When It All Started
I started my trucking career in 1978 the way we all did back then. The agency manager of a Minneapolis moving company casually tossed me a set of keys.
“These belong to a Ford cabover out back,” he said, “hooked up to a 40-foot furniture van loaded for Dallas. Be there Monday morning!”
Hardly a thing of beauty, the cab was a square steel box with a faded blue paint job. Powered by 220 Cummins and shifted with a 5/2 tranny, it doubtless would have cowered at the sight of a mountain grade. But then, I would have too!
It had no power anything, no air conditioning, no chrome, and no carpet. It did have a sit-down sleeper, wedged behind the seats, with a mattress stolen from the county jail. But it also had my name on the door, and so I was sitting tall in its non-air ride driver’s seat.
There was no orientation class back then, and not even CDLs. There were no DOT physicals, no drug tests, and no serious background checks. If you could work, then you would drive. And there was no ten-year record of employment. If there had been, they would have learned I was a teenager in reform school.
Now days, of course, professional drivers are inspected, injected, rejected, and dejected at record rates, but that’s a good thing. There is still rampant job-hopping, drug abuse, and alcohol-fueled domestic violence within our fraternal brotherhood, but now we’re universally regarded, respected, arrested, and detentioned.
Once a year or so, like the rest of you, I’ve been on the scene of some kind of trauma. It’s usually a crash, often with injuries, and occasionally with road rage. It’s why I carry a trauma kit and keep a defensive uh, tool close by at all times.
Like you, I’ve been a witness—and victim—of domestic abuse, truckstop scams, and rookies who don’t know which end of the truck is the front. We’ve all waded through snowdrifts, mudslides, and road trash to render aid, comfort, anger, or advice.

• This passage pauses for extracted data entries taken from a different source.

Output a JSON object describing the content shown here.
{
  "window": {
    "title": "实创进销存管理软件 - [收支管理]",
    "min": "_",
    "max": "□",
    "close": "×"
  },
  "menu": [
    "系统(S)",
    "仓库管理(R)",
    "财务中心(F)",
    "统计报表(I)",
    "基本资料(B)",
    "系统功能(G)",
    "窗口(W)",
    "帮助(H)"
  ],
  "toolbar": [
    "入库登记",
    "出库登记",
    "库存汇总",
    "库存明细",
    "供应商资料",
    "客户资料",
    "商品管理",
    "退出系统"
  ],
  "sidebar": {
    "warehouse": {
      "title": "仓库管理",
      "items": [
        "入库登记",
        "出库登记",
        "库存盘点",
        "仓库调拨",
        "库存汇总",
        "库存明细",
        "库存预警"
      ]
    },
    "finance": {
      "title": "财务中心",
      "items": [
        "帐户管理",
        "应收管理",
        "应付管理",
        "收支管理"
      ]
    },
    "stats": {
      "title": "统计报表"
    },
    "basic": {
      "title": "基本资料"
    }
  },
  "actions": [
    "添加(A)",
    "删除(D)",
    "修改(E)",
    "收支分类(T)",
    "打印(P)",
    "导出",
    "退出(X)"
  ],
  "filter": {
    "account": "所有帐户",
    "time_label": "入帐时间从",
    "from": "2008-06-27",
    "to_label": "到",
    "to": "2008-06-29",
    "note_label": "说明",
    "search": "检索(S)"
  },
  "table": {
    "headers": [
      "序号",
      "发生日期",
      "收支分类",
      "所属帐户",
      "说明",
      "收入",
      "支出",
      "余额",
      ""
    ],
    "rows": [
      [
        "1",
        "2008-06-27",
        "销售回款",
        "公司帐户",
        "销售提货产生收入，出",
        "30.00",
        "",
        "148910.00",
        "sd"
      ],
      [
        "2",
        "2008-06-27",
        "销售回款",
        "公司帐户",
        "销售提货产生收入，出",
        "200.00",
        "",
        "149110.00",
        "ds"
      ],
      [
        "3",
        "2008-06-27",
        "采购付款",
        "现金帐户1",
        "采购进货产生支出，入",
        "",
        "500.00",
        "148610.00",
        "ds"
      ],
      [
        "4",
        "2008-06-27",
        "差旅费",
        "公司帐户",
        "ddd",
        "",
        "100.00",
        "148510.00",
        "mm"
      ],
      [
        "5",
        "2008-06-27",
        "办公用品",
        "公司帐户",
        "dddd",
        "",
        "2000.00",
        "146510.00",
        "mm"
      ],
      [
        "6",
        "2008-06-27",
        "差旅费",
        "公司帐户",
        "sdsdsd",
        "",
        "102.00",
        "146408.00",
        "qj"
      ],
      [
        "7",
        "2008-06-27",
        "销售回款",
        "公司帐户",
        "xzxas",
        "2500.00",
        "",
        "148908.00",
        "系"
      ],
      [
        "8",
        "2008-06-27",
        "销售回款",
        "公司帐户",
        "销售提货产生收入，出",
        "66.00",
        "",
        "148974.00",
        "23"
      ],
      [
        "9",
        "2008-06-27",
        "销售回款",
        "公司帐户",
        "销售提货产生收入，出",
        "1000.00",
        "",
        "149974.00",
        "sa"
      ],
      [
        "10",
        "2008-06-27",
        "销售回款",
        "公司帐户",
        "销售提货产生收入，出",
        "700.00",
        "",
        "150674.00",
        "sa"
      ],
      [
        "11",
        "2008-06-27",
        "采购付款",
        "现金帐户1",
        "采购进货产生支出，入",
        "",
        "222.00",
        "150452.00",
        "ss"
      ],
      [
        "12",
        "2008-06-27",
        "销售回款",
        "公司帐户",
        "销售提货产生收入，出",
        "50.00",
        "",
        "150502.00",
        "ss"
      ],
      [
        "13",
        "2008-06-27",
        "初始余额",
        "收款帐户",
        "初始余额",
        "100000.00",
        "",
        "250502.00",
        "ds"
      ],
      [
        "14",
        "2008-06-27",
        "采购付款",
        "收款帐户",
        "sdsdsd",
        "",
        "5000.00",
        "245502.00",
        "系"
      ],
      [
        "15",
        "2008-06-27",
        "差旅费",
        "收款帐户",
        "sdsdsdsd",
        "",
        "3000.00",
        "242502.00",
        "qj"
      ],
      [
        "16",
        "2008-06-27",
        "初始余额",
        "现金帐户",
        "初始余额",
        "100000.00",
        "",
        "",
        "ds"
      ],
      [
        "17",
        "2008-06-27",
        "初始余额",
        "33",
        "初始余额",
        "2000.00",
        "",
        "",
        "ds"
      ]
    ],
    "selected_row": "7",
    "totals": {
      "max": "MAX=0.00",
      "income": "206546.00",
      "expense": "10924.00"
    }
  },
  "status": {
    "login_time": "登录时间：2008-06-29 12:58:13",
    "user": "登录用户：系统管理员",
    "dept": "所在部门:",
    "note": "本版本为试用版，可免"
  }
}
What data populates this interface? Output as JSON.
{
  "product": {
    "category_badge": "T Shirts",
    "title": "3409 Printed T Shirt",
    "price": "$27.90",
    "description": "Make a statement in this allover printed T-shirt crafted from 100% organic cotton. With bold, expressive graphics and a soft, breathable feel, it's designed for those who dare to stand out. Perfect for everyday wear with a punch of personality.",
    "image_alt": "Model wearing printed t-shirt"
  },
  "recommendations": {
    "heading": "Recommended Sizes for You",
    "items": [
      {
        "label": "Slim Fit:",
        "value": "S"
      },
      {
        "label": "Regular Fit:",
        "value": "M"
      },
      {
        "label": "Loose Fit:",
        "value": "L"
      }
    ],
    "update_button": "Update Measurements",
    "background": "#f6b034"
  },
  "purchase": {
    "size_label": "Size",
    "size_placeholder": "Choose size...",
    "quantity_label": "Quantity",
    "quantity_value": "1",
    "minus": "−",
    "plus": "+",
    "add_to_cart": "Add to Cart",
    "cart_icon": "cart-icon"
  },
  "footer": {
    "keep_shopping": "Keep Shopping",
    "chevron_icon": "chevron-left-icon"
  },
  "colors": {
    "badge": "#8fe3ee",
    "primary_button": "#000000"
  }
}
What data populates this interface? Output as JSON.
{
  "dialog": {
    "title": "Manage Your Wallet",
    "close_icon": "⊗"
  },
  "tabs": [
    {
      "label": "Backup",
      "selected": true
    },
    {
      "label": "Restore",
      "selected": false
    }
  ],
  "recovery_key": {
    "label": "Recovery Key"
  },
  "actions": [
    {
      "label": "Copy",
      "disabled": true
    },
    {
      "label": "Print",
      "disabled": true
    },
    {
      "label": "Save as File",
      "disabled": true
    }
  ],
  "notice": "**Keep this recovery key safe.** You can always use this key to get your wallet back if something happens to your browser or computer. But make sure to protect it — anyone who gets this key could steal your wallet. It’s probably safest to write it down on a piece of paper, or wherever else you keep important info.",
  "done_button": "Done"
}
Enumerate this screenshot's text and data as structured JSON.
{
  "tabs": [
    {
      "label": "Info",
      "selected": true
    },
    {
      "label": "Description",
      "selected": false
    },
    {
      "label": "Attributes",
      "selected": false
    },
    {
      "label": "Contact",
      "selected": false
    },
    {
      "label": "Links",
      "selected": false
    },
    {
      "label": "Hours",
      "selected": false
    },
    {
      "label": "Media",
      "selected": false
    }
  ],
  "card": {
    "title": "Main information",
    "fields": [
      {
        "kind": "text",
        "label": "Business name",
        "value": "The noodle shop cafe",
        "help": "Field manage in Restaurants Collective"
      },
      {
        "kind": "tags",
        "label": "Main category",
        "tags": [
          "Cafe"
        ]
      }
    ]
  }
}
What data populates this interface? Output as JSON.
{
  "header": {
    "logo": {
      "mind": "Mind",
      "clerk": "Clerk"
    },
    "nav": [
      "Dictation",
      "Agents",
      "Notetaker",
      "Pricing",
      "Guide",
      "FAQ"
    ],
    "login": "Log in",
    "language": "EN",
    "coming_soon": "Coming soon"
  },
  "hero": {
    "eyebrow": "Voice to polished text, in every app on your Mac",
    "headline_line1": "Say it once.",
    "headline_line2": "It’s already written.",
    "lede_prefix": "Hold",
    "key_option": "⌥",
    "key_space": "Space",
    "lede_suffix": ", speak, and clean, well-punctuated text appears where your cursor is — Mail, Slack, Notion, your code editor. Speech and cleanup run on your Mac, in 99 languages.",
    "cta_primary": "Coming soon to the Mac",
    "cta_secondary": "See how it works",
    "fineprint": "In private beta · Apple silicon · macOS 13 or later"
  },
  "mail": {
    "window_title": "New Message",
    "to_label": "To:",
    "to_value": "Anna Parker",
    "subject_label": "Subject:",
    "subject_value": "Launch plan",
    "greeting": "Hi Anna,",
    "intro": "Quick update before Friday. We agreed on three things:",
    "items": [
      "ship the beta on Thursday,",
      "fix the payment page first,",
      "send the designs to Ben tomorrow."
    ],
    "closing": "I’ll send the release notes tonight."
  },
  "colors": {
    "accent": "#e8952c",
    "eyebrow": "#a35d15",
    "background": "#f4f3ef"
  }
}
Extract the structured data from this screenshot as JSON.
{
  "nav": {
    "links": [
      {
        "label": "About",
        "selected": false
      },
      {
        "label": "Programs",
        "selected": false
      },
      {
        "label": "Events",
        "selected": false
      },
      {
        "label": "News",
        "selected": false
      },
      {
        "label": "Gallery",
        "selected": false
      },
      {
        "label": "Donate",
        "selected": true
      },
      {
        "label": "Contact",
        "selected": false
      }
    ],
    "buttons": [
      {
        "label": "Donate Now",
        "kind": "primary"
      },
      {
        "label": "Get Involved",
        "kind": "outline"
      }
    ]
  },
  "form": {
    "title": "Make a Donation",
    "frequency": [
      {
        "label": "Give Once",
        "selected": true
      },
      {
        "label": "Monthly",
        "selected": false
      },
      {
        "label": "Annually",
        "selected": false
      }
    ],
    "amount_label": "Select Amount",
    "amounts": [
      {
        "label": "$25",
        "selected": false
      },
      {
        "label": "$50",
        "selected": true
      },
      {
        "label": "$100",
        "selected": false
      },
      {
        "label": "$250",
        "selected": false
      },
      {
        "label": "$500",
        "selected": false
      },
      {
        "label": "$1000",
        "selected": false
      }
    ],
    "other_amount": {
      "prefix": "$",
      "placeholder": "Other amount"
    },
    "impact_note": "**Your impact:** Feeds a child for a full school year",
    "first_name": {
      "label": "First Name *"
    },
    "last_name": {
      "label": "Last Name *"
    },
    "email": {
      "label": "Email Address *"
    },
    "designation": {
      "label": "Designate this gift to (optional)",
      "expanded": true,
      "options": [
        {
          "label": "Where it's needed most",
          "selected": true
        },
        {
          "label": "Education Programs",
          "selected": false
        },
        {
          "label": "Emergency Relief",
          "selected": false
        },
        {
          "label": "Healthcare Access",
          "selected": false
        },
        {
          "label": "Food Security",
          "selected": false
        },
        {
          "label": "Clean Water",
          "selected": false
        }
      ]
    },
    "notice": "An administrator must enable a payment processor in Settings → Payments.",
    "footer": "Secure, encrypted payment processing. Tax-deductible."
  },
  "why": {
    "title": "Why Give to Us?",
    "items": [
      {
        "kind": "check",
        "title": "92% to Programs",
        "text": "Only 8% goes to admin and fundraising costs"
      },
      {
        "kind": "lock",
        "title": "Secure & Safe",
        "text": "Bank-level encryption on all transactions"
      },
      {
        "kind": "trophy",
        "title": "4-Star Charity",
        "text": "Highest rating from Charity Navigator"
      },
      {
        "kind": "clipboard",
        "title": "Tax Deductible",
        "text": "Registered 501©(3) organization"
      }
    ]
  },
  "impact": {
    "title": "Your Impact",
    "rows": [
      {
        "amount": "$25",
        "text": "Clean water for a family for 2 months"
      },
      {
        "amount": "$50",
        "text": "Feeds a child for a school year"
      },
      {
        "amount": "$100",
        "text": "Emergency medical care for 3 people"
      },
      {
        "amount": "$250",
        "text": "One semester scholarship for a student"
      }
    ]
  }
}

It’s the human condition, and often we don’t know if we’re the statue, or the birds.
By 1990 the winds of change included NAFTA, Jake Brakes, Deregulation, and the World Wide Web. Cabovers were out, satellite tracking was in, and Rush Limbaugh was on. But none of us knew the world would end until the arrival of Y2K.
When Y2K came and went, without computers crashing and airplanes falling out of the sky, the federal government knew it was time to find creative ways to mess with our lives. Thus, was born the TSA, something called gaming, and reality TV, which is as far from real as the news is from honest. Then came the emergence of real world leaders, like Gabriel Iglesias, AKA Fluffy, and Jeff Dunham, AKA Achmed The Dead Terrorist.
Yet the more things change, the more they stay the same. Fellow travelers on America’s highways glance wistfully at our rigs, when they look up from their cellphones in terror, and beggars standing on get-on ramps still check theirs for text messages. Smokey Bear is still a good friend to most truckers, but who of us doesn’t look back in the mirrors till we’re over the hill.
Speaking of being over the hill, I’m old enough now to tell you how to drive, but young enough to make the same mistakes myself all over again. I know, because I get a friendly dash-cam reminder from the Safety Department about once a month or so. “Just because you’re not paranoid”, my father used to say, “doesn’t mean you ain’t being followed!”